Vox accuse le conseil d'administration de « l'importation d'immigration illégale et d'islamisme » et le gouvernement défend « son engagement » à l'égalité
Séville 10 avril. (Appuyez sur Europa) –
Le député de Vox, Javier Cortés, a accusé le conseil d'administration « d'importations d'immigration illégale et d'islam », et qu'à son tour, cela génère « la précarité de l'emploi, le logement inaccessible » pour les jeunes Andalous.
Cela a été défendu ce jeudi dans la plénière du Parlement andalous, dans une question adressée au ministre de l'inclusion sociale, des jeunes, des familles et de l'égalité, Loles López, qui a critiqué que Vox demande « de faire des budgets basés sur la couleur de la peau ».

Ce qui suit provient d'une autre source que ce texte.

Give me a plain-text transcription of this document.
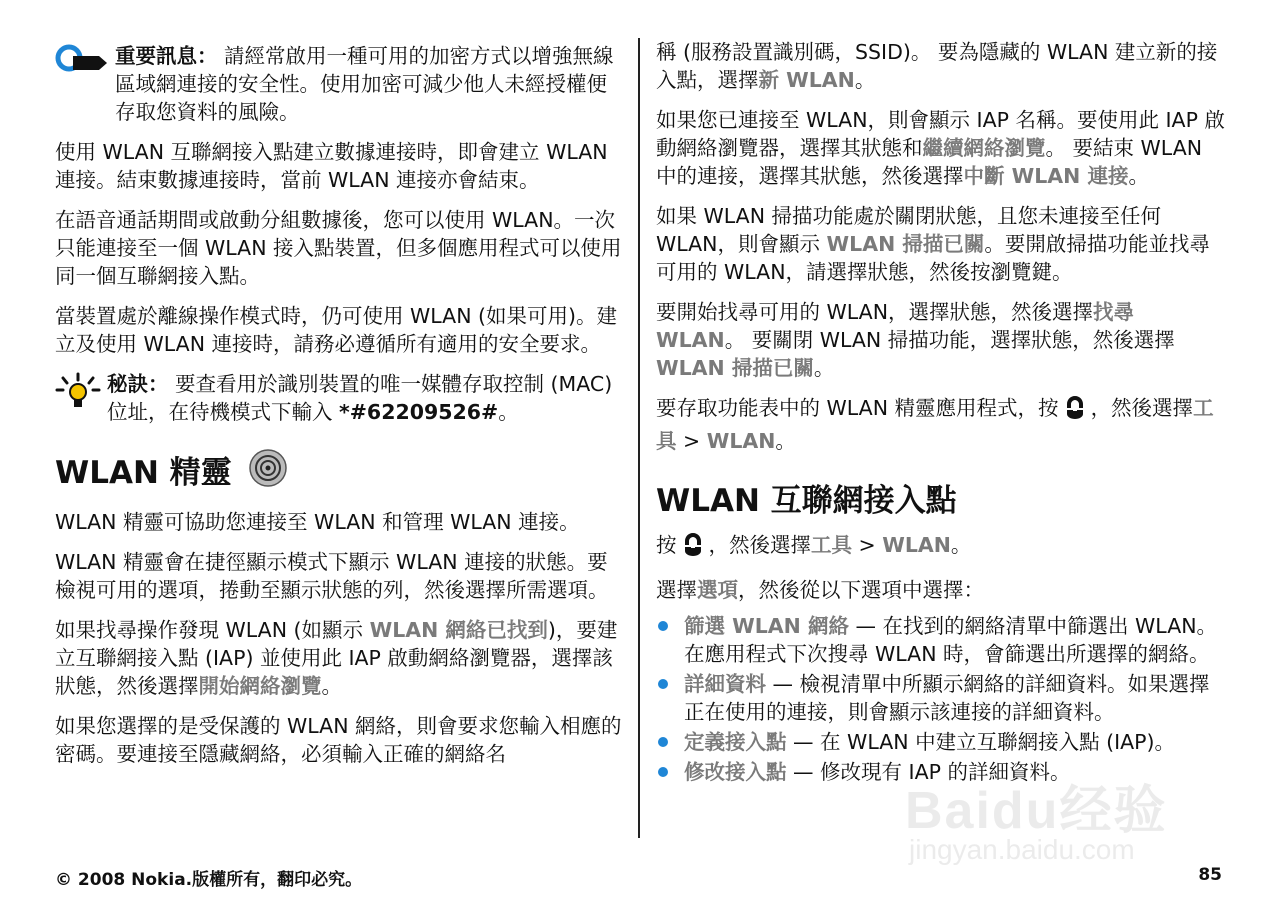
重要訊息： 請經常啟用一種可用的加密方式以增強無線區域網連接的安全性。使用加密可減少他人未經授權便存取您資料的風險。

使用 WLAN 互聯網接入點建立數據連接時，即會建立 WLAN 連接。結束數據連接時，當前 WLAN 連接亦會結束。

在語音通話期間或啟動分組數據後，您可以使用 WLAN。一次只能連接至一個 WLAN 接入點裝置，但多個應用程式可以使用同一個互聯網接入點。

當裝置處於離線操作模式時，仍可使用 WLAN (如果可用)。建立及使用 WLAN 連接時，請務必遵循所有適用的安全要求。

秘訣： 要查看用於識別裝置的唯一媒體存取控制 (MAC) 位址，在待機模式下輸入 *#62209526#。
WLAN 精靈

WLAN 精靈可協助您連接至 WLAN 和管理 WLAN 連接。

WLAN 精靈會在捷徑顯示模式下顯示 WLAN 連接的狀態。要檢視可用的選項，捲動至顯示狀態的列，然後選擇所需選項。

如果找尋操作發現 WLAN (如顯示 WLAN 網絡已找到)，要建立互聯網接入點 (IAP) 並使用此 IAP 啟動網絡瀏覽器，選擇該狀態，然後選擇開始網絡瀏覽。

如果您選擇的是受保護的 WLAN 網絡，則會要求您輸入相應的密碼。要連接至隱藏網絡，必須輸入正確的網絡名

稱 (服務設置識別碼，SSID)。 要為隱藏的 WLAN 建立新的接入點，選擇新 WLAN。

如果您已連接至 WLAN，則會顯示 IAP 名稱。要使用此 IAP 啟動網絡瀏覽器，選擇其狀態和繼續網絡瀏覽。 要結束 WLAN 中的連接，選擇其狀態，然後選擇中斷 WLAN 連接。

如果 WLAN 掃描功能處於關閉狀態，且您未連接至任何 WLAN，則會顯示 WLAN 掃描已關。要開啟掃描功能並找尋可用的 WLAN，請選擇狀態，然後按瀏覽鍵。

要開始找尋可用的 WLAN，選擇狀態，然後選擇找尋 WLAN。 要關閉 WLAN 掃描功能，選擇狀態，然後選擇 WLAN 掃描已關。

要存取功能表中的 WLAN 精靈應用程式，按 ，然後選擇工具 > WLAN。

WLAN 互聯網接入點

按 ，然後選擇工具 > WLAN。

選擇選項，然後從以下選項中選擇：

篩選 WLAN 網絡 — 在找到的網絡清單中篩選出 WLAN。在應用程式下次搜尋 WLAN 時，會篩選出所選擇的網絡。
詳細資料 — 檢視清單中所顯示網絡的詳細資料。如果選擇正在使用的連接，則會顯示該連接的詳細資料。
定義接入點 — 在 WLAN 中建立互聯網接入點 (IAP)。
修改接入點 — 修改現有 IAP 的詳細資料。
Baidu经验
jingyan.baidu.com
© 2008 Nokia.版權所有，翻印必究。	85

Ainsi, le conseiller a insisté sur le fait que l'exécutif andalou « s'efforce de protéger » les familles andalouses « des attaques de Sánchez et de Montero et les attaques xénophobes » du groupe Vox.
Conformément à cela, il a mis en évidence « son engagement » à l'égalité, en veillant à ce que « je ne distingue pas les gens pour la couleur de leur peau, je les distingue au cas où ce sont de bonnes ou de mauvaises personnes », a-t-il souligné.
De cette manière, Cortés a assuré que le gouvernement andalousse fait la promotion d'un « effet appelé » de l'immigration illégale et de l'islam, tout en déclarant que « au moins dans 200 écoles publiques en Andalousie, la religion islamique est donnée » et a indiqué comme la preuve de son argumentation. Grenade, Córdoba et Jaén.
Le parlementaire a mis en garde contre les «conséquences» de l'immigration, soulignant que «les quartiers islamisés deviennent des lieux inhabitables pour nos femmes, où les vols, l'occupation, le trapicheo, l'insécurité, les agressions sexuelles font partie de l'ordre du jour».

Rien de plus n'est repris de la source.